Anonymous sale, Sotheby's Belgravia, 7 November 1973, lot 100.

Lot Essay

The sofa-table's fretted and crocketed trestles are richly carved on both sides with herldic beasts and escutcheons amongst flowers and luscious foliage. The table was designed by the architect Augustus Welby Northmore Pugin (d.1852) for Charles Scarisbrick (d.1860), who in 1833 inherited the Lancashire Tudor manor, Scarisbrick Hall, that had recently been aggrandised by the architect Thomas Rickman (d.1841).
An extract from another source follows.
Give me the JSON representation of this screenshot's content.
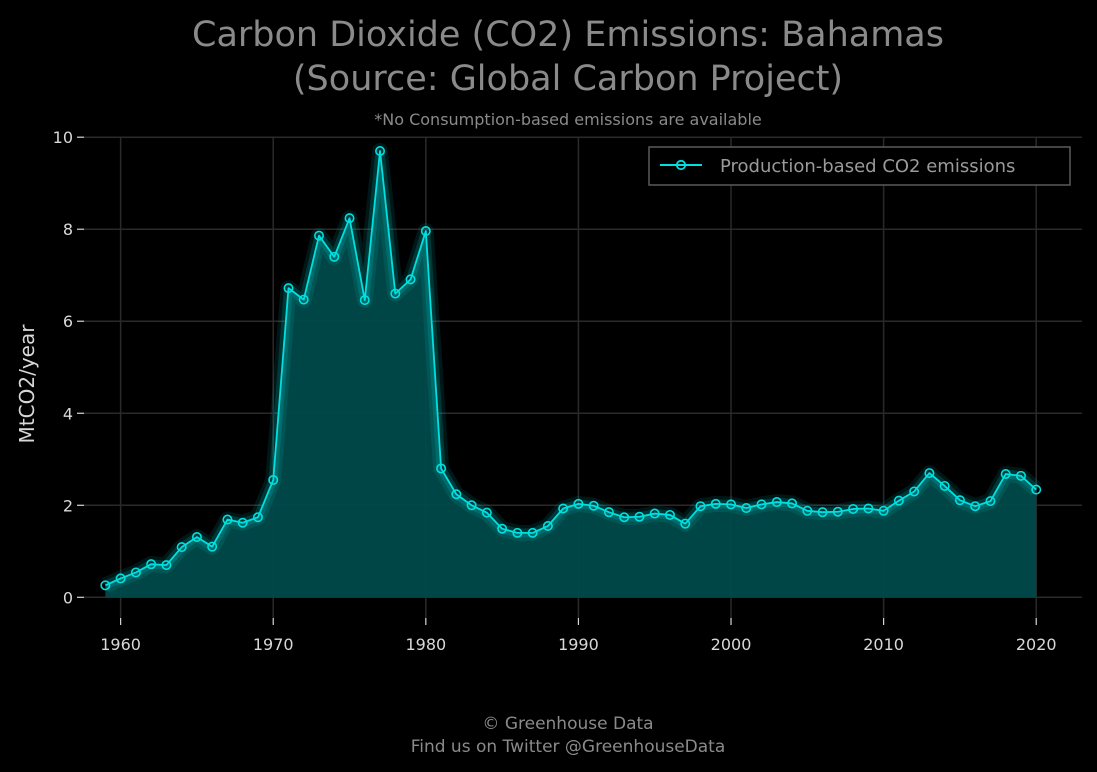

Its form relates to sofa-tables commissioned by George IV for Windsor Castle in the 1820s and designed, in part, by Pugin under the direction of Nicholas Morel in partnership with George Seddon (C. Wainwright, 'A.W.N. Pugin's Early Furniture', The Connoisseur, January 1976, pp. 3-11, fig. 3). However, this table reflects the florid Gothic manner that Pugin was to adopt as his 'New Palace of Westminster' style, featured in Rudolph Ackermann's antiquarian publication Gothic Furniture in the Style of the 15th Century Designed and Etched by A.W.N. Pugin, 1835. Pugin's pattern for an armchair conceived in the 'Louis Douze' style, was commissioned the following year in Frth, Germany, as noted in a letter written by his friend, the Wardour Street antique dealer, John Coleman Isaacs. The chair, imported via Hamburg, appears to have provided the prototype for a suite of drawing-room chairs, introduced by Pugin at Scarisbrick in the late 1830s, and executed with richly carved frames corresponding to this table (Wainwright, op.cit., fig. 14 and M. Aldrich et al, A.W.N. Pugin: Master of Gothic Revival, New Haven and London, 1995, no. 29). Such furniture also harmonised with Pugin's 1836 scheme proposed for Scarisbrick's Banqueting-Hall (Wainwright, op.cit., p. 9). The room has since been admired for its 'magnificent and elaborately carved oak screen' and its 'spandrels and roof filled with representations of andeluvian and fabulous monsters ...'. The carving of such ornament on this table's trestles is exceptionally fine, and in view of Pugin's difficulty in establishing a national school of carvers for his Palace of Westminster furniture, it would seem possible that this table was also executed in Germany in the 1830s.